The order of October 2012 pronounced that “Hinduism is a way of life of a civilized society” and “as such is not a religion”. It cited TT Kuppuswamy Chettiar Vs. State of Tamil Nadu (1987) 100 LW 1031 wherein it was held “The word ‘Hindu’ has not been defined in any of the texts nor in judgment made law. The word was given by British administrators to inhabitants of India, who were not Christians, Muslims, Parsis or Jews. The alleged Hindu religion consists of four castes brahmins, kshatriyas, vaishyas and sudras belonging ultimately to two schools of law, mitakshara and dayabhaga. There is, however, no religion by the name ‘Hindu’. It only shows that so called Hindu religion has been called for convenience.”

The tribunal declared that ‘Hindu’ consists of a number of communities having different gods who are worshipped in a different manner, different rituals, different ethical codes, who have little in common except a “vague faith in what may be called the fundamentals of the Hinduism”. It said, the word ‘community’ means a society of people living in the same place, under the same laws and regulations and who have common rights and privileges.
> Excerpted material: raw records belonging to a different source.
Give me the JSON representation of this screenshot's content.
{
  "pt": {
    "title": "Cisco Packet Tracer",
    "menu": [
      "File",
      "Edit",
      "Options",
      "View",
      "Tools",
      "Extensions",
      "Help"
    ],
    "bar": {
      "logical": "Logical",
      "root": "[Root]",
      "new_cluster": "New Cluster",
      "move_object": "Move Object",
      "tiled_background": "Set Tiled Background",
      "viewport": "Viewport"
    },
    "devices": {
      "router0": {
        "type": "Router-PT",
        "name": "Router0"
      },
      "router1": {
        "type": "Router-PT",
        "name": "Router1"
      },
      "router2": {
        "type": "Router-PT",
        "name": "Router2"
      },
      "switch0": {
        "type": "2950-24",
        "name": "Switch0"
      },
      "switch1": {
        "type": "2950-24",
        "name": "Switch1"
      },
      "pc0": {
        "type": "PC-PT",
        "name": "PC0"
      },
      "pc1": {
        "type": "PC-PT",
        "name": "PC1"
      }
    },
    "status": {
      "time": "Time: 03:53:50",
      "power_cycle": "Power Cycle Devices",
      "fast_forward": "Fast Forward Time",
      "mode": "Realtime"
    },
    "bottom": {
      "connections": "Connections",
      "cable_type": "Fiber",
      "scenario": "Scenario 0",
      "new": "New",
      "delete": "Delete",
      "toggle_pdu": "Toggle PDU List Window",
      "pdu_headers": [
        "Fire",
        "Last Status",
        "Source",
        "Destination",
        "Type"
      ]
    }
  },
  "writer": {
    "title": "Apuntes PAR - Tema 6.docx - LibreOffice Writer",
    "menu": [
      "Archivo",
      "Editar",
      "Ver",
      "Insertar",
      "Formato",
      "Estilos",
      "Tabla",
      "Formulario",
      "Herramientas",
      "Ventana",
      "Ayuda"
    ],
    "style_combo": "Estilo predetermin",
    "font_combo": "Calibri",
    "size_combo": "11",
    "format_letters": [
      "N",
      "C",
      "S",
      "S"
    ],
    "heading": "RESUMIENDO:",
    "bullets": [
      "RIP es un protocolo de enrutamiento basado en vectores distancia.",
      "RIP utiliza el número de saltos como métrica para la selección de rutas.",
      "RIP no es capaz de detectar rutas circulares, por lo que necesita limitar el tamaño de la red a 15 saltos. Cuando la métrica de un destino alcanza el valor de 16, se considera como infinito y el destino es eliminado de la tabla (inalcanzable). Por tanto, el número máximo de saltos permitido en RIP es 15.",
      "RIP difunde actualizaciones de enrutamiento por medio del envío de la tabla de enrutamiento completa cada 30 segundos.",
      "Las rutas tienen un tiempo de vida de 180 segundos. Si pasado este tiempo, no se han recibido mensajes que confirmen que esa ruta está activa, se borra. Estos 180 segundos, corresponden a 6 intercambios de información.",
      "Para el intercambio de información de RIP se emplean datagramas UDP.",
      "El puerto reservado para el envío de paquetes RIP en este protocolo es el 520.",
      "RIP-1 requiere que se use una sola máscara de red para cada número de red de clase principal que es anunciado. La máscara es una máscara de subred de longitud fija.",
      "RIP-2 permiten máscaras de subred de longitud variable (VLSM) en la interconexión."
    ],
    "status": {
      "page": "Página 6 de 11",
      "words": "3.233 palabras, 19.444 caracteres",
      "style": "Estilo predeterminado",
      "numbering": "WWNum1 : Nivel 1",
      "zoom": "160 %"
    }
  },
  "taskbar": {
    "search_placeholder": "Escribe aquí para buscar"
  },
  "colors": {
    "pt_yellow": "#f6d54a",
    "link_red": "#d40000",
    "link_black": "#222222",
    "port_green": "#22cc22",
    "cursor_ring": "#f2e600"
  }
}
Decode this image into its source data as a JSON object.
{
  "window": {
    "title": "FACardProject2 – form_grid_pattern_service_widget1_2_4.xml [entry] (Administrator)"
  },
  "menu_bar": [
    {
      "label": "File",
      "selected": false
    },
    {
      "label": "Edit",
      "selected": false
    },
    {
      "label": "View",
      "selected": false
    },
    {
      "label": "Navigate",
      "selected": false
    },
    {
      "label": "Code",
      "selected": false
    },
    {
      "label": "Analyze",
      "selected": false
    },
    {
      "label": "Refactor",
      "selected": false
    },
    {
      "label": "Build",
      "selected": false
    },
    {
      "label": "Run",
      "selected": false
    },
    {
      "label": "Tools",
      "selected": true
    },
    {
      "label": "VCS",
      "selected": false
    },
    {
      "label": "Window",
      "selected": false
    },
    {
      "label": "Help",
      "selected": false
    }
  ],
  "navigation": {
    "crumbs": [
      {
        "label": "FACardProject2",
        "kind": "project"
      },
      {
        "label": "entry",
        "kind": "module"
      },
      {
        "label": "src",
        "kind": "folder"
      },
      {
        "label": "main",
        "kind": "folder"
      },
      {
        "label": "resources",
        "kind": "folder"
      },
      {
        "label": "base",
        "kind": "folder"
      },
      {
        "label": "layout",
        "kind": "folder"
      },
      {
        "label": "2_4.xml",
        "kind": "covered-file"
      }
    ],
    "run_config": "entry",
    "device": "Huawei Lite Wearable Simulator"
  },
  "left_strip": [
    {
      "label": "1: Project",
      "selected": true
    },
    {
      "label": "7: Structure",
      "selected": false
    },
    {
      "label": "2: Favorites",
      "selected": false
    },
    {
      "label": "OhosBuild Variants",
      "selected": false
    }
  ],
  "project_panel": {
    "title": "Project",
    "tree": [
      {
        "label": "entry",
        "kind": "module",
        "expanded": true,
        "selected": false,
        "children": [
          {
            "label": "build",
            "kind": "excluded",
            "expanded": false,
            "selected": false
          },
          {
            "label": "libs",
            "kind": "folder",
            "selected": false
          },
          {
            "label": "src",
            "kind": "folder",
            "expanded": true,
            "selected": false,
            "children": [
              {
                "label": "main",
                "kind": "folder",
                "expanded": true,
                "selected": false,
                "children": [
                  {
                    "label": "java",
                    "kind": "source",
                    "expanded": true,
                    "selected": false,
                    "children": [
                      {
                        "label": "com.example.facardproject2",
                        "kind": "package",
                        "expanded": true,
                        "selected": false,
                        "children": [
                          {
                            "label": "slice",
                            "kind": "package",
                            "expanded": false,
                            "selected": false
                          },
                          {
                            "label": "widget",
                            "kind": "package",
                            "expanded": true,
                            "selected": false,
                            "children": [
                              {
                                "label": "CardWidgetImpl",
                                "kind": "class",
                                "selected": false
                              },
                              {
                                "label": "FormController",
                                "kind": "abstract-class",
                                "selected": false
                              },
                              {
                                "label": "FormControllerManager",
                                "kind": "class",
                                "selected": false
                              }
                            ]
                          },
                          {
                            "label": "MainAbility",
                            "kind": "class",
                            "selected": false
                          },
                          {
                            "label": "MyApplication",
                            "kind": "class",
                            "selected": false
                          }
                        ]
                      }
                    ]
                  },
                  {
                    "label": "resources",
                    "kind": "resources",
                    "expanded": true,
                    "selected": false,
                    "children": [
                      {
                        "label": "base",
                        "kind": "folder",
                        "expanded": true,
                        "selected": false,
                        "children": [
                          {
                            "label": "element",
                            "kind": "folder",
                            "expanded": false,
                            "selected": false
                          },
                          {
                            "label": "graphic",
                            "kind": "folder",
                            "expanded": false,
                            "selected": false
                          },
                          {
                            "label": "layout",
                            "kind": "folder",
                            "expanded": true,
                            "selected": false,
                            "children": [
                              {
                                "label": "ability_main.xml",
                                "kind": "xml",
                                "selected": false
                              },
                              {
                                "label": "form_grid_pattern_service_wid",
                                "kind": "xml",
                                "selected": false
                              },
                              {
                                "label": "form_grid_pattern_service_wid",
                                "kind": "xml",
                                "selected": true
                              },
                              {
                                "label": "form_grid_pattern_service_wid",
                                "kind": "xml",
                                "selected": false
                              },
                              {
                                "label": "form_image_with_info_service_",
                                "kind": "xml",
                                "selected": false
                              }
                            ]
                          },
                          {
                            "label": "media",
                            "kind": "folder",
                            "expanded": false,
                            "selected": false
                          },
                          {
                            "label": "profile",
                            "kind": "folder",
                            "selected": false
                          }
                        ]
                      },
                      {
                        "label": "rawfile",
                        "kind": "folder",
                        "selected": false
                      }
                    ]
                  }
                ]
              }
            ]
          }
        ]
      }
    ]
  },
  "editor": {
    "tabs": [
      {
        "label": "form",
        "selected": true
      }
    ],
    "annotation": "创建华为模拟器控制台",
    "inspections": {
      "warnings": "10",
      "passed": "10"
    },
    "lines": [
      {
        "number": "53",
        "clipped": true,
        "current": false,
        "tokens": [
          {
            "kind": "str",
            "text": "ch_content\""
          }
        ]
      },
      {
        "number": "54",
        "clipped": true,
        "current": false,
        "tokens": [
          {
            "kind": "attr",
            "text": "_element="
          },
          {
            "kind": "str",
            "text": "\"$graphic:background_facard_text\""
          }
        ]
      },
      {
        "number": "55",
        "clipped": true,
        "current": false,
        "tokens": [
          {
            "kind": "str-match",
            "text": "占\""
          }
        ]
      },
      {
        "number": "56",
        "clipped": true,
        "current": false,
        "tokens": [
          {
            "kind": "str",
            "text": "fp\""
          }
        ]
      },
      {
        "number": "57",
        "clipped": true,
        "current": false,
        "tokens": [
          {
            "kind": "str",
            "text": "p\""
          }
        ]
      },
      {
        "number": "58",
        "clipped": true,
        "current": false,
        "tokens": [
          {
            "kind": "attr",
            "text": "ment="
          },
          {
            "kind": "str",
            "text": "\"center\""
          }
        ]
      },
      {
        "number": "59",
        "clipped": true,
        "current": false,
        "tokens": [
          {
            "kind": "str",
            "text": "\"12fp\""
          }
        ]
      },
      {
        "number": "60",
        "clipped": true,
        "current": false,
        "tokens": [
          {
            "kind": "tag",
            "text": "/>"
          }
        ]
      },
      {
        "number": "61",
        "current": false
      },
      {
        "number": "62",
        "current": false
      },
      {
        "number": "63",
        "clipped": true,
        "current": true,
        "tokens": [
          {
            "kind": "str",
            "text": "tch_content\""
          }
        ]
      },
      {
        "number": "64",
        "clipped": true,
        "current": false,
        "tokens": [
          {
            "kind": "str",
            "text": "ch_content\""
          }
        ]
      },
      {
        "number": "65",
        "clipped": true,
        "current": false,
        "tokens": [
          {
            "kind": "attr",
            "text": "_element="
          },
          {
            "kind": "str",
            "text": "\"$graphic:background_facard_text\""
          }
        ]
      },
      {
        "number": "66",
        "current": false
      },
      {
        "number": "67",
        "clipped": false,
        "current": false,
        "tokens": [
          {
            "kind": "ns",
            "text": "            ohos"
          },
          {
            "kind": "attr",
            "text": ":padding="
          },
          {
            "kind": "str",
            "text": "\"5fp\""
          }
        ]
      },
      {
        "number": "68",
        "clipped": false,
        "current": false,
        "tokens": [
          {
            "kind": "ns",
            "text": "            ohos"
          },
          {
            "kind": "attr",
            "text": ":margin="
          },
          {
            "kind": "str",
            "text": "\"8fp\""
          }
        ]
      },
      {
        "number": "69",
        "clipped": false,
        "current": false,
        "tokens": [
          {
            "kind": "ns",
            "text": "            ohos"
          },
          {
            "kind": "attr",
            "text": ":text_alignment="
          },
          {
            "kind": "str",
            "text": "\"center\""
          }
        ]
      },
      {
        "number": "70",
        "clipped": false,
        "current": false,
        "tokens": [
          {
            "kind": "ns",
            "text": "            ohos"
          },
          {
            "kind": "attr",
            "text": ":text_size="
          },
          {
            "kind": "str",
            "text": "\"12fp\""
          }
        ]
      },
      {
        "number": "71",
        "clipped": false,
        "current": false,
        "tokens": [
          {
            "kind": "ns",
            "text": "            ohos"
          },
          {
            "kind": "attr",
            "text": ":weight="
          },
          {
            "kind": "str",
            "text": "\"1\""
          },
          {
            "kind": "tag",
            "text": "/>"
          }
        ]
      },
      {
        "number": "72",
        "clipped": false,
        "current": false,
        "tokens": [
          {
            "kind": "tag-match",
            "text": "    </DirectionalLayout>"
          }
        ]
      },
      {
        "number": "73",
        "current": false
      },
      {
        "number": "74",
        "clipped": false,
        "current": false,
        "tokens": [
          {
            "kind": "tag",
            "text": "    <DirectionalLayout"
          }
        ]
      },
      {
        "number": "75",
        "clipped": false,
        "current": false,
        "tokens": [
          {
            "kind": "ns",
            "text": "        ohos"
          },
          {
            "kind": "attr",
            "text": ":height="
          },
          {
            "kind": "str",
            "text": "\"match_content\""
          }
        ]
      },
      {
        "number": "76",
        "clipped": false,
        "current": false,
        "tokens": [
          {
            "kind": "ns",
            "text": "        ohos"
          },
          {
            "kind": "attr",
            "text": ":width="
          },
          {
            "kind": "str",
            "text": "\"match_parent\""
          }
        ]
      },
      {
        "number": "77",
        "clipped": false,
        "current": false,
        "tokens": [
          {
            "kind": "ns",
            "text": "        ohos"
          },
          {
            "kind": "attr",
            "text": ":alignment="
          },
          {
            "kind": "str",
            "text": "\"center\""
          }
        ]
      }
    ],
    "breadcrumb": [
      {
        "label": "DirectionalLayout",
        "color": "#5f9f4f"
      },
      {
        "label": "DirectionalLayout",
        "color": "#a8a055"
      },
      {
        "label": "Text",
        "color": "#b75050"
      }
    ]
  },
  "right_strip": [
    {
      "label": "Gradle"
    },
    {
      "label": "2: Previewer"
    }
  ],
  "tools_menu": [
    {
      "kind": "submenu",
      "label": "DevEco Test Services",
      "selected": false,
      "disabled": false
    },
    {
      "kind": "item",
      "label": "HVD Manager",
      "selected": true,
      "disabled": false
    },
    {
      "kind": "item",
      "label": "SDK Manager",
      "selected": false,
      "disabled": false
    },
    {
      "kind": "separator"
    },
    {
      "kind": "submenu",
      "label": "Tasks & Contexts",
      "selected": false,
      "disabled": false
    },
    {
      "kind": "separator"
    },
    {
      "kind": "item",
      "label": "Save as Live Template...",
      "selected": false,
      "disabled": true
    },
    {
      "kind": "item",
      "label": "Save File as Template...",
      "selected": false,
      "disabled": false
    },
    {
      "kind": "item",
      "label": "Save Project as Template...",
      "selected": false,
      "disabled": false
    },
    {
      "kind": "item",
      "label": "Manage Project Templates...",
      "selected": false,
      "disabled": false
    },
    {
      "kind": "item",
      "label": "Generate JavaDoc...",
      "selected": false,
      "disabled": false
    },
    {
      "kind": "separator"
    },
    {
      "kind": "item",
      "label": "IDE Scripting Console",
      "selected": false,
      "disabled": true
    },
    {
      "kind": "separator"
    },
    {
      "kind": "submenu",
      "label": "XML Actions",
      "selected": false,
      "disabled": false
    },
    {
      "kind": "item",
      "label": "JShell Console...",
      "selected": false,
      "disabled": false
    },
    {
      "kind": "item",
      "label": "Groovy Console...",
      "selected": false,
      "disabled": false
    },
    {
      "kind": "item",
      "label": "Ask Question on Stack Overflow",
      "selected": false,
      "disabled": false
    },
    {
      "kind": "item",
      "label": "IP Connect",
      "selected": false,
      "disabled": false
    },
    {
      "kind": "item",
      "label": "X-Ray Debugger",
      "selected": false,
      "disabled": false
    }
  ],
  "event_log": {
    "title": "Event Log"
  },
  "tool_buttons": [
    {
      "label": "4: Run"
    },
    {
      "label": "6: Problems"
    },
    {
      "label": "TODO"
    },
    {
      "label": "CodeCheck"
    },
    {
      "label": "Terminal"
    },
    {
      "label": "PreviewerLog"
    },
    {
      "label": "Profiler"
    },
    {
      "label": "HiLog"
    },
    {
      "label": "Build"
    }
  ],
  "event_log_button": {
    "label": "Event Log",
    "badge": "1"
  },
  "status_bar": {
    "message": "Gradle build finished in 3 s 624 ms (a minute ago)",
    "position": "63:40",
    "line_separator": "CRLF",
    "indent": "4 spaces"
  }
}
This applies to Christianity or Islam but not to Hinduism. Hence, it cannot be said that Hindu is a separate community or a separate religion.

According to the tribunal, the pertinent clause in the law stipulates that the institution or trust must not be for the benefit of any particular religious community or caste. It ruled that the trust was not promoting any particular religion, and that Lord Shiva, Hanumanji, Goddess Durga do not represent any particular religion and are merely regarded to be the super power of the universe. On this bizarre logic, it granted the trust the desired exemption.

The tribunal’s ruling is clearly faulty and insulting to the Hindu majority. It is well known that the word ‘Hindu’ is a Persian mispronunciation of Sindhu (Indus), and ‘Hindustan’ the land beyond this river. Though originally geographical in nature, the word Hindu had an ancient lineage centuries before the British advent. When monotheistic faiths entered India and practiced exclusivity, the term came to be applied to the Sanatana Dharma and its native adherents. Sanatana Dharma is inclusive and respectfully accommodates all the village, jati/kula, regional, and pan-Indian gods and goddesses. The proper equivalent of caste is jati, and brahmins, kshatriyas, vaishyas and sudras are not castes but varnas (categories of social organisation).

The tribunal noted that all Hindus follow one of two schools of law – mitakshara and dayabhaga,and this is the crux of the matter. The tribunal should know that Hindu religious customs were codified into law by the British, and Hindu law is an intrinsic part of the country’s legal framework, which is why we have the Hindu Code Bill and the Hindu Marriages Act. Hence the argument that ‘Hindu’ is not a religion is legally untenable. Second, if the myriad Hindu groups follow either the mitakshara and dayabhaga school of law, it debunks the claim that Hindu is not a distinct religion or people.

The tribunal has asserted that the plethora of jatis (clans claiming descent from a common ancestor) that worship specific village deities (grama devata), clan gods (kula devata), territorial deities (sthan devatas), personal gods (istha devata), or regional deities (such as Jagannath of Puri), all of whom are worshipped with different prayers and rituals, do not comprise the Hindu religion and people. Actually, all divinities in Hindu tradition are linked to the major gods of the pan-Indian pantheon. Hinduism’s greatness lies in not erasing the numerous natal traditions to create a monotheistic edifice with uniformity of worship and custom. To pronounce that there is no Hindu religion or community is a form of iconoclasm as it privileges creeds that are not native to the soil.

It is learnt that the Income-Tax Department is likely to challenge the tribunal’s decision before the High Court. Hindus fighting to retain the tax exemption for the trust must fight for honourable recognition as the native religion and civilisational ethos of India.